Grandmother Williams cooked a mid-day meal of proportions whenever hungry people were there to eat it. Grandfather Williams was a route salesman who drove a company truck all over the tri-states of West Virginia and Western Maryland and even into Pennsylvania to deliver his wares. He was out in all kinds of weather and was an excellent hunter and fisherman who would often bring home wild game for the family. By the age of 10 I'd eaten and found delicious wild rabbit, squirrel, turkey, deer, and too many fish to count. I could gut and dress a trout with the best of them too. Don't laugh until you've tasted the home-made wonder that is fresh wild rabbit or squirrel! I have eaten at the Four Seasons and I'll take Grandmother's delicately pan fried rabbit any day.
But here's where the smell memories come in. At some point when the decision had been made based on, at least to me, a mysterious set of circumstances, grandmother would grab a cast iron skillet, place it on the stove, scoop up some bacon fat from an old coffee tin and throw into that now hot pan. Shhhh, was the sound as the bacon fat gave off a heavenly aroma. Maybe it was a slice of ham that made the meal or a pork chop, so in it went. Shhhh, as it hit the hot skillet bed. In no time it got perfectly brown so out came the slice of ham or chop and in went potatoes, sliced or cubed as the cook's whim dictated. Then in a little while fresh green beans in summer or home canned green beans in winter. A lid or old plate in service as lid would sit atop the skillet until the flavors blended and food was cooked.
A slice of home baked bread and lots or fresh butter went along with it. None of this "side salad" stuff for these hard working men. If there were green on the table they were just as likely to be wild and wilted with bacon fat and vinegar. And the smell of it all! Oh, the smell.

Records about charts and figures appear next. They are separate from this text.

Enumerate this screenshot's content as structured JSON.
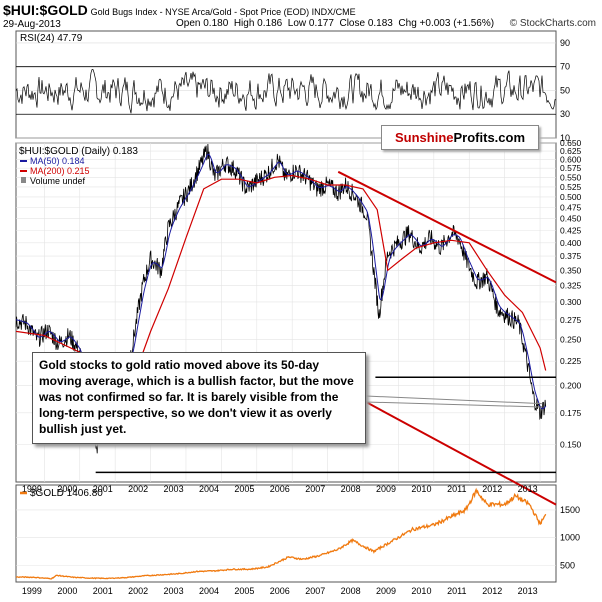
{
  "header": {
    "symbol": "$HUI:$GOLD",
    "description": "Gold Bugs Index - NYSE Arca/Gold - Spot Price (EOD) INDX/CME",
    "date": "29-Aug-2013",
    "open": "Open 0.180",
    "high": "High 0.186",
    "low": "Low 0.177",
    "close": "Close 0.183",
    "change": "Chg +0.003 (+1.56%)",
    "credit": "© StockCharts.com"
  },
  "logo": {
    "part1": "Sunshine",
    "part2": "Profits.com"
  },
  "annotation": "Gold stocks to gold ratio moved above its 50-day moving average, which is a bullish factor, but the move was not confirmed so far. It is barely visible from the long-term perspective, so we don't view it as overly bullish just yet.",
  "colors": {
    "price": "#000000",
    "ma50": "#1a1aa0",
    "ma200": "#d00000",
    "gold": "#f07a10",
    "trend": "#cc0000"
  },
  "chart_data": [
    {
      "type": "line",
      "title": "RSI(24) 47.79",
      "ylim": [
        10,
        100
      ],
      "yticks": [
        10,
        30,
        50,
        70,
        90
      ],
      "reference_lines": [
        30,
        70
      ],
      "series": [
        {
          "name": "RSI(24)",
          "last": 47.79
        }
      ]
    },
    {
      "type": "line",
      "title": "$HUI:$GOLD (Daily) 0.183",
      "legend": [
        "MA(50) 0.184",
        "MA(200) 0.215",
        "Volume undef"
      ],
      "ylim": [
        0.125,
        0.65
      ],
      "yticks": [
        "0.650",
        "0.625",
        "0.600",
        "0.575",
        "0.550",
        "0.525",
        "0.500",
        "0.475",
        "0.450",
        "0.425",
        "0.400",
        "0.375",
        "0.350",
        "0.325",
        "0.300",
        "0.275",
        "0.250",
        "0.225",
        "0.200",
        "0.175",
        "0.150"
      ],
      "xticks": [
        "1999",
        "2000",
        "2001",
        "2002",
        "2003",
        "2004",
        "2005",
        "2006",
        "2007",
        "2008",
        "2009",
        "2010",
        "2011",
        "2012",
        "2013"
      ],
      "series": [
        {
          "name": "$HUI:$GOLD",
          "x": [
            1998.7,
            1999.0,
            1999.3,
            1999.6,
            1999.9,
            2000.2,
            2000.5,
            2000.8,
            2000.95,
            2001.2,
            2001.5,
            2001.8,
            2002.0,
            2002.3,
            2002.5,
            2002.8,
            2003.0,
            2003.3,
            2003.6,
            2003.9,
            2004.1,
            2004.3,
            2004.6,
            2004.9,
            2005.2,
            2005.5,
            2005.8,
            2006.1,
            2006.3,
            2006.6,
            2006.9,
            2007.2,
            2007.5,
            2007.8,
            2008.0,
            2008.3,
            2008.6,
            2008.8,
            2008.95,
            2009.2,
            2009.5,
            2009.8,
            2010.1,
            2010.4,
            2010.7,
            2011.0,
            2011.2,
            2011.4,
            2011.7,
            2012.0,
            2012.3,
            2012.6,
            2012.9,
            2013.1,
            2013.3,
            2013.5,
            2013.66
          ],
          "y": [
            0.275,
            0.27,
            0.25,
            0.262,
            0.245,
            0.255,
            0.235,
            0.19,
            0.143,
            0.175,
            0.205,
            0.21,
            0.245,
            0.33,
            0.37,
            0.35,
            0.43,
            0.48,
            0.52,
            0.58,
            0.63,
            0.55,
            0.59,
            0.57,
            0.52,
            0.54,
            0.56,
            0.6,
            0.55,
            0.57,
            0.55,
            0.52,
            0.53,
            0.51,
            0.53,
            0.5,
            0.46,
            0.35,
            0.28,
            0.38,
            0.4,
            0.42,
            0.39,
            0.41,
            0.39,
            0.42,
            0.41,
            0.37,
            0.33,
            0.34,
            0.29,
            0.28,
            0.27,
            0.23,
            0.19,
            0.175,
            0.183
          ]
        },
        {
          "name": "MA(50)",
          "last": 0.184
        },
        {
          "name": "MA(200)",
          "x": [
            1998.7,
            1999.5,
            2000.5,
            2001.0,
            2001.5,
            2002.0,
            2002.5,
            2003.0,
            2003.5,
            2004.0,
            2004.5,
            2005.0,
            2005.5,
            2006.0,
            2006.5,
            2007.0,
            2007.5,
            2008.0,
            2008.5,
            2008.9,
            2009.2,
            2009.6,
            2010.0,
            2010.5,
            2011.0,
            2011.5,
            2012.0,
            2012.5,
            2013.0,
            2013.5,
            2013.66
          ],
          "y": [
            0.26,
            0.255,
            0.235,
            0.21,
            0.195,
            0.205,
            0.26,
            0.32,
            0.41,
            0.52,
            0.545,
            0.545,
            0.535,
            0.55,
            0.555,
            0.545,
            0.53,
            0.53,
            0.52,
            0.47,
            0.35,
            0.37,
            0.39,
            0.4,
            0.405,
            0.4,
            0.35,
            0.31,
            0.285,
            0.24,
            0.215
          ]
        }
      ],
      "trend_lines": [
        {
          "from": [
            2007.8,
            0.565
          ],
          "to": [
            2013.95,
            0.33
          ]
        },
        {
          "from": [
            2007.5,
            0.204
          ],
          "to": [
            2013.95,
            0.112
          ]
        }
      ],
      "support_lines": [
        0.208,
        0.131
      ]
    },
    {
      "type": "line",
      "title": "$GOLD 1406.80",
      "ylim": [
        200,
        1950
      ],
      "yticks": [
        500,
        1000,
        1500
      ],
      "series": [
        {
          "name": "$GOLD",
          "x": [
            1998.7,
            1999.2,
            1999.7,
            1999.85,
            2000.3,
            2000.8,
            2001.3,
            2001.8,
            2002.3,
            2002.8,
            2003.3,
            2003.8,
            2004.3,
            2004.8,
            2005.3,
            2005.8,
            2006.1,
            2006.4,
            2006.8,
            2007.3,
            2007.8,
            2008.2,
            2008.8,
            2009.3,
            2009.9,
            2010.5,
            2011.0,
            2011.4,
            2011.7,
            2012.0,
            2012.5,
            2012.8,
            2013.2,
            2013.5,
            2013.66
          ],
          "y": [
            290,
            285,
            260,
            320,
            285,
            270,
            265,
            280,
            310,
            330,
            350,
            390,
            400,
            430,
            430,
            470,
            560,
            650,
            610,
            680,
            790,
            950,
            750,
            930,
            1150,
            1230,
            1380,
            1500,
            1850,
            1600,
            1600,
            1750,
            1600,
            1250,
            1406.8
          ]
        }
      ]
    }
  ]
}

Well, now all these years later I live in Southern California where side salad is a whole meal. Both grandmothers would not understand tofu or sushi. Or the food truck. I fear that Anthony Bourdain's show on CNN would make them shriek, throw their aprons over their faces and run from the room. Times and locations change tastes. That said, I still have my wonderful smell memories!! There aren't any calories in smell memories, are there?
Grandfather Williams, Cambria "Camey" Williams (1897 - 1960)
Top two as hunter and fisherman, bottom as route salesman.
Grandpop Kelly in the kitchen with Grandma and Aunt Louise.